WASHINGTON – A bit of the Second Vatican Council is influencing at least one segment of the Washington government scene these days.
Ambassador Luis CdeBaca, a New Mexico-born Catholic of Mexican descent, who runs the Office to Monitor and Combat Trafficking in Persons at the State Department, readily acknowledges that the council’s call to Catholics to engage the world guided his decision to become a civil rights lawyer and eventually to prosecute some of the country’s largest human trafficking cases.
That call is especially meaningful, he told Catholic News Service, now that he heads the country’s top office that works to disrupt the criminal networks that promote modern-day slavery and human abuse.
CdeBaca, 42, called himself “a Vatican II baby.”
“It was very interesting to me,” he said, “especially coming out of law school as a young civil rights lawyer, to really start digging deeper and to realize that Vatican II, if you looked at ‘Gaudium et Spes’ (the council’s Pastoral Constitution on the Church in the Modern World) and … (understand) the real concrete church in the world type of things, wow.”
Since becoming ambassador in May, CdeBaca has met with dozens of officials worldwide in the fight against human trafficking. On Dec. 2 he embarked on his most recent trip, this one to Asia to bring governments together in a widening anti-trafficking campaign.
He said he understands the global network of traffickers who enslave children and adults in the sex trade and in sweatshop labor settings is huge. The State Department estimates as many as 27 million people worldwide are being held against their will.
CdeBaca has been pursuing human traffickers since the days before the were formally called human traffickers. After graduating from the University of Michigan Law School in 1993, he joined the Justice Department as the coordinator of its involuntary servitude and slavery program. In 2000 he became chief counsel of the department’s Human Trafficking Prosecution Unit and helped pass the Victims of Trafficking and Violence Prevention Act, the first law to address trafficking in the U.S.
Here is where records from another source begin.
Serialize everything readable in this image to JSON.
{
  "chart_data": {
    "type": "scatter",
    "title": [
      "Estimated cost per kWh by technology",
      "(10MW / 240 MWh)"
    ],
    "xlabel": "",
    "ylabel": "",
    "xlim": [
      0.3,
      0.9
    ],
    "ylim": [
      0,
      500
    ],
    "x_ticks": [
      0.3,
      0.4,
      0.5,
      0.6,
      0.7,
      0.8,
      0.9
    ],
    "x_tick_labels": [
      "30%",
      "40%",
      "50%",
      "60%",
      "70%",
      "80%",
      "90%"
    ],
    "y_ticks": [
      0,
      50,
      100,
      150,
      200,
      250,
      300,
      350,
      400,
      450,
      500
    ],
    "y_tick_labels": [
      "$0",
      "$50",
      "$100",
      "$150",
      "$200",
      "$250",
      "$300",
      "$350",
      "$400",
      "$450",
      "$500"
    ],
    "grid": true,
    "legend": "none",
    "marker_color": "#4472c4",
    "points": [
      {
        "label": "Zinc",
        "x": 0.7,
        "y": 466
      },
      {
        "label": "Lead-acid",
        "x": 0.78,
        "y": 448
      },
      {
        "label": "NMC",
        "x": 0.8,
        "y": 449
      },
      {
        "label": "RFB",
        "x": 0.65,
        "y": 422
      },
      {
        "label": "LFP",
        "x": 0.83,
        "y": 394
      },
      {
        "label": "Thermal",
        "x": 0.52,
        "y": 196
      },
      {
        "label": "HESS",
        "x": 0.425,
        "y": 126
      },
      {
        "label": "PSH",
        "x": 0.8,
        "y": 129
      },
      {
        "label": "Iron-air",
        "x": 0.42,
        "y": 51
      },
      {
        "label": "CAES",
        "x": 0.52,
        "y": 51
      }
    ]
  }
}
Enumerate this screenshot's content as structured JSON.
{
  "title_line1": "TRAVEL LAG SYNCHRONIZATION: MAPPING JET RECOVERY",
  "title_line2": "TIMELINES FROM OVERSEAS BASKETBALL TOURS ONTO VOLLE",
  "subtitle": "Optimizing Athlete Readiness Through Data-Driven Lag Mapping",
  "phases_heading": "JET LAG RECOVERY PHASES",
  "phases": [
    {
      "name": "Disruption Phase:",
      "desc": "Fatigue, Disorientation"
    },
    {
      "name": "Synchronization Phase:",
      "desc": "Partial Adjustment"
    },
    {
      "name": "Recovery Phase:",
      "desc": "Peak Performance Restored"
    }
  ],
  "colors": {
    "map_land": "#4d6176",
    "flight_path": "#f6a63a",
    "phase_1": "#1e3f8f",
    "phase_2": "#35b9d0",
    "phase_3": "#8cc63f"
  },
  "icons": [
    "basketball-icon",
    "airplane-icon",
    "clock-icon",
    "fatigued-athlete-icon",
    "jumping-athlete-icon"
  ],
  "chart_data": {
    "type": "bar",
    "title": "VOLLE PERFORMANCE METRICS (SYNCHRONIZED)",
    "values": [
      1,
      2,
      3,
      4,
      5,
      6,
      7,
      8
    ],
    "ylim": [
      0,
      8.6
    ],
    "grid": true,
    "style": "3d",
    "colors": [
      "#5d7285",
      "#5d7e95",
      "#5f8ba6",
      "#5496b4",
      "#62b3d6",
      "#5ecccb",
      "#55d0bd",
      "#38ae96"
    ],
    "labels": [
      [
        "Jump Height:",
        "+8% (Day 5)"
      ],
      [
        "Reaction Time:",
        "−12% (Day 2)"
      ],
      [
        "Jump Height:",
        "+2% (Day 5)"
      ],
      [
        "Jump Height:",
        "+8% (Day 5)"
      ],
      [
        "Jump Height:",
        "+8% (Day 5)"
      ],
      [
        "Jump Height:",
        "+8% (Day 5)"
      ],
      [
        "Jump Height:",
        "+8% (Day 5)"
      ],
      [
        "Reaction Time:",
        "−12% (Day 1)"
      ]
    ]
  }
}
A year later CdeBaca was the lead prosecutor in the case of Kil Soo Lee, whose trafficking ring involved more than 250 Chinese and Vietnamese workers in forced labor at a garment factory in American Samoa. Lee was found guilty on 14 counts including human rights violations, money laundering and extortion. It remains the largest case of its kind in U.S. history. CdeBaca’s work earned him the Attorney General’s Distinguished Service Award.
In 2007 CdeBaca became counsel to the House Judiciary Committee under Rep. John Conyers, a Michigan Democrat. Trafficking concerns was one of his key responsibilities. His efforts got the attention of President Barack Obama’s White House, which was looking for someone to lead the State Department’s human trafficking office.
CdeBaca was confirmed by the Senate in May and has moved rapidly to build a team approach to the prosecution of trafficking cases not just across the federal bureaucracy, but with local law enforcement authorities as well as advocates of trafficking victims.
His work has earned the praise of victim advocates for his pioneering efforts in taking a victim-centered approach to help victims recover rather than prosecuting them for violating immigration and prostitution laws.
Nyssa Parampil, assistant director of the Anti-Trafficking Services Program with Migration and Refugee Services of the U.S. Conference of Catholic Bishops, called the ambassador a friend of those who work closely with victims. And Renee Huffman, anti-trafficking project manager at Ayuda Inc., a Washington legal and social services organization that works with trafficking victims and immigrants, simply said, “He’s good.”
CdeBaca’s sense of faith-based action has its roots in rural Iowa, not far from Ames, where his family raised cattle. In that part of the state, he recalled, Catholics were few and Mexicans were even fewer. As a teenager, CdeBaca saw how his family lived the Catholic faith: through involvement in the parish, prayer and social justice pursuits in the broader community.
After enrolling at Iowa State University, CdeBaca became involved at St. Thomas Aquinas Parish and joined its active Newman campus ministry program. There, he saw how the parish melded works of justice with liturgy, prayer and Scripture study.
That’s when he began reading the documents of Vatican II, seeing them being lived out at St. Thomas Aquinas. The connection between faith and action was cemented.
“The notion of the church in the world is … about going out and really engaging the community, engaging the broader community,” CdeBaca said.
Recently he returned to the Iowa State campus to speak in the school’s annual foreign affairs lecture series. While there he saw old friends, particularly those from St. Thomas Aquinas. He said he was glad to hear the parish continues on its path of engaging the world.
Back in Washington, CdeBaca told CNS he wants to make a major impact in the effort to end human trafficking. One of his goals is make sure law enforcement agencies are “facing in the same direction” when it comes to trafficking cases. He said he wants to develop the skills and harness the energies of law enforcement officers to recognize that victims can show up anywhere.
“The ideology we have is the ideology of freedom,” he added. “If people are willing to pull up their sleeves and achieve that measure of liberty, then that’s who we’ll be working with.”